When considering options of plants, choose ones that grow widely and easily. Ensure you are not further threatening or endangering those already at risk. Eliminate from any consideration plants like peyote, which is nearly extinct and should be left for the Wixárika community who view the plant as a sentient member of their culture. There are various alternatives which provide the same experiences and benefits. The San Pedro cactus, another local plant, grows easily and is more widespread. Equally, synthetic mescaline is easily available, and provides the same benefits. In fact, Huxley first tried synthetic mescaline in The Doors of Perception himself.


While everyone seems to be talking about ayahuasca, its powerful visions and ability to remove us from depressive, stagnant or anxious symptoms, it’s best to think of it as ‘the big one’. There are other options, like psilocybin, which offer a safer entry point for those at the beginning of their psychedelic journey. Ayahuasca has historically been the bridge between the human and spirit world, consumed by the shamans, which means like other plant medicines, the brew is incredibly sacred and was never meant for the individualistic ‘tripping’ experiences most westerners seek. Think about this before you embark on a journey with the medicine, and ask yourself what your real intention is, and what role you see for yourself in communing with the plant.


Ceremonies & Guides

Learn who your guide will be, and make sure it is someone you feel has safety of care. Read up on what lineages they are trained from. “If you’re going to go drink ayahuasca with someone, it should be someone you trust,” says Nemu. “They will be looking after your psychology and soul for an entire evening.” Bad brews or inexperienced shamans are more likely to cause harm than the ayahuasca itself. “Decide what kind of shaman you want to drink with. There are benefits from both indigenous and western shamans,” says McKenna. The journey is highly personal and can be a profound experience, so take the time to consider your personal needs.
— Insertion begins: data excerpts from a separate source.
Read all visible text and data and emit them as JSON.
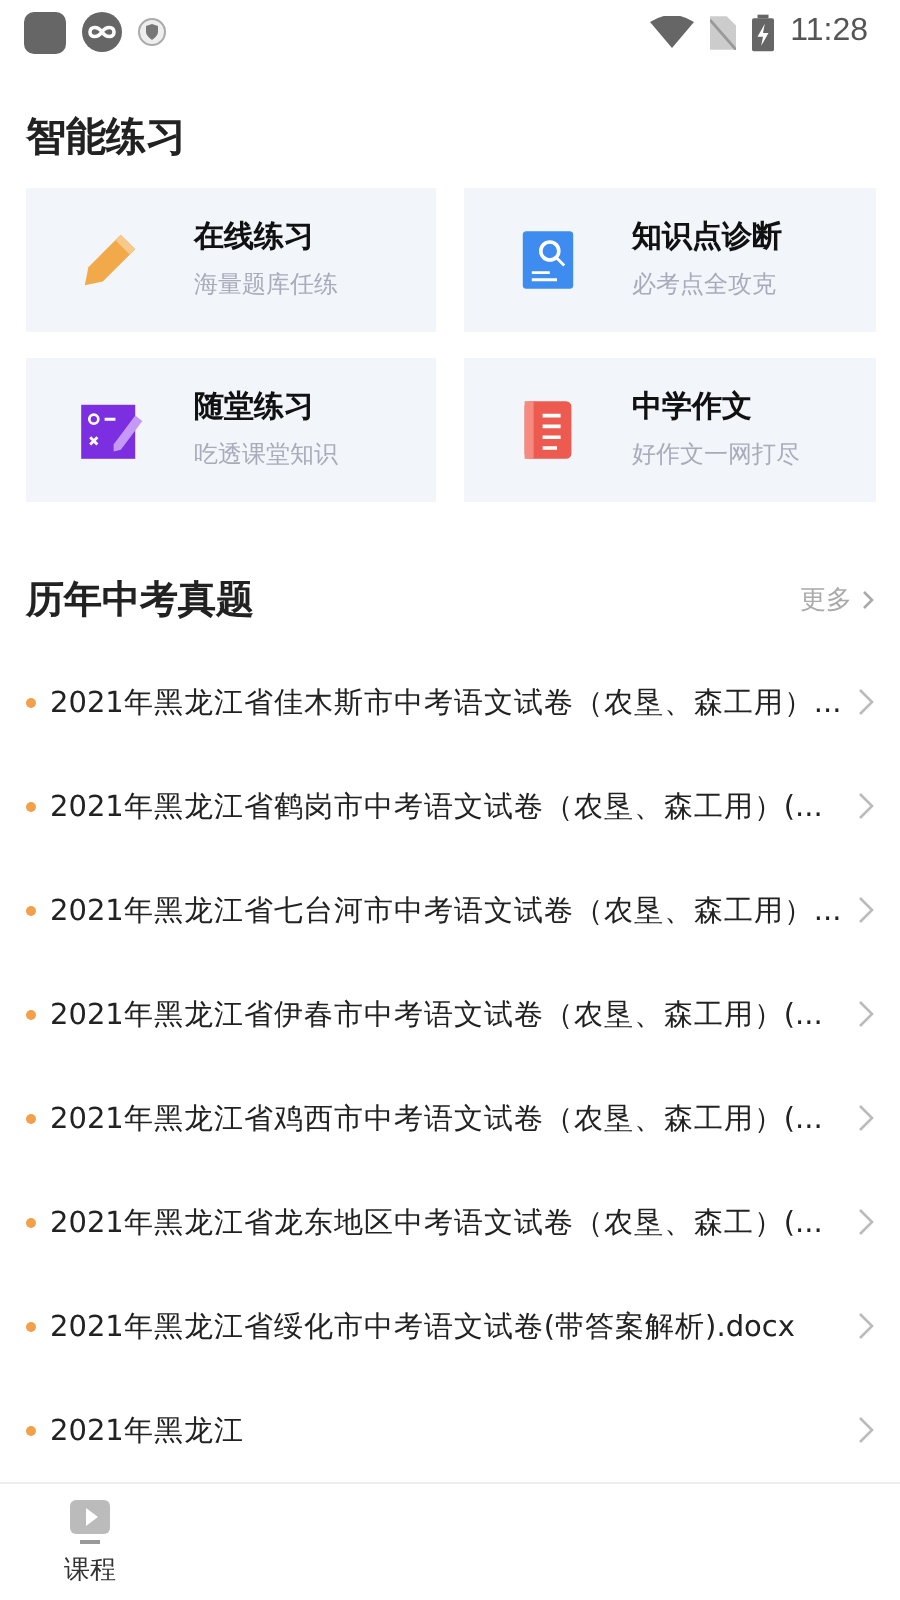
{
  "status_bar": {
    "time": "11:28"
  },
  "practice": {
    "title": "智能练习",
    "cards": [
      {
        "kind": "pencil",
        "title": "在线练习",
        "subtitle": "海量题库任练"
      },
      {
        "kind": "search-doc",
        "title": "知识点诊断",
        "subtitle": "必考点全攻克"
      },
      {
        "kind": "quiz",
        "title": "随堂练习",
        "subtitle": "吃透课堂知识"
      },
      {
        "kind": "book",
        "title": "中学作文",
        "subtitle": "好作文一网打尽"
      }
    ]
  },
  "exams": {
    "title": "历年中考真题",
    "more": "更多",
    "items": [
      "2021年黑龙江省佳木斯市中考语文试卷（农垦、森工用）...",
      "2021年黑龙江省鹤岗市中考语文试卷（农垦、森工用）(...",
      "2021年黑龙江省七台河市中考语文试卷（农垦、森工用）...",
      "2021年黑龙江省伊春市中考语文试卷（农垦、森工用）(...",
      "2021年黑龙江省鸡西市中考语文试卷（农垦、森工用）(...",
      "2021年黑龙江省龙东地区中考语文试卷（农垦、森工）(...",
      "2021年黑龙江省绥化市中考语文试卷(带答案解析).docx",
      "2021年黑龙江"
    ]
  },
  "bottom_nav": [
    {
      "label": "课程"
    }
  ]
}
The option best suited to yourself should be based on your experiences to date and notably, the way you live your lifestyle.

The Ethics Around Psychedelic Tourism ayahuasca
Ayahuasca


Closing the ceremony and integrating your experience is equally as important as the main event itself, so it’s important to know how you will be supported in this, if at all. If available, ask friends or those in your wider network for recommendations from people who have had positive, restorative and responsible ceremonies. Well trained guides don’t only exist in South and Central America, so it’s equally important to consider other geographical options. There are many native psychedelic plants that can be consumed in other environments which aren’t disruptive for indigenous communities.


And perhaps most importantly, while it seems everyone and their mum is trying out psychedelics, headed to a retreat and touting their transcendence, you don’t need to consume a medicinal brew to reach these higher states of awareness. The benefits of psychedelics on mental health are being clearly proven through both indigenous and scientific lenses, but their real power lies in accelerating our connectedness to the larger world, and there are multiple other ways to do this. A spiritual practice can mean many things. Staring up at the cosmos, experiencing the vastness of nature’s beauty, or simply learning from other cultures helps to remind us of the larger forces at play that shape our existence. At the core, a spiritual practice is anything that helps us feel a greater connection to the world, and the inclusion of it in our lives is beneficial to our health and wellbeing. So while psychedelics may fast-track us to this higher connectedness, it’s up to ourselves to adopt our own ongoing practices.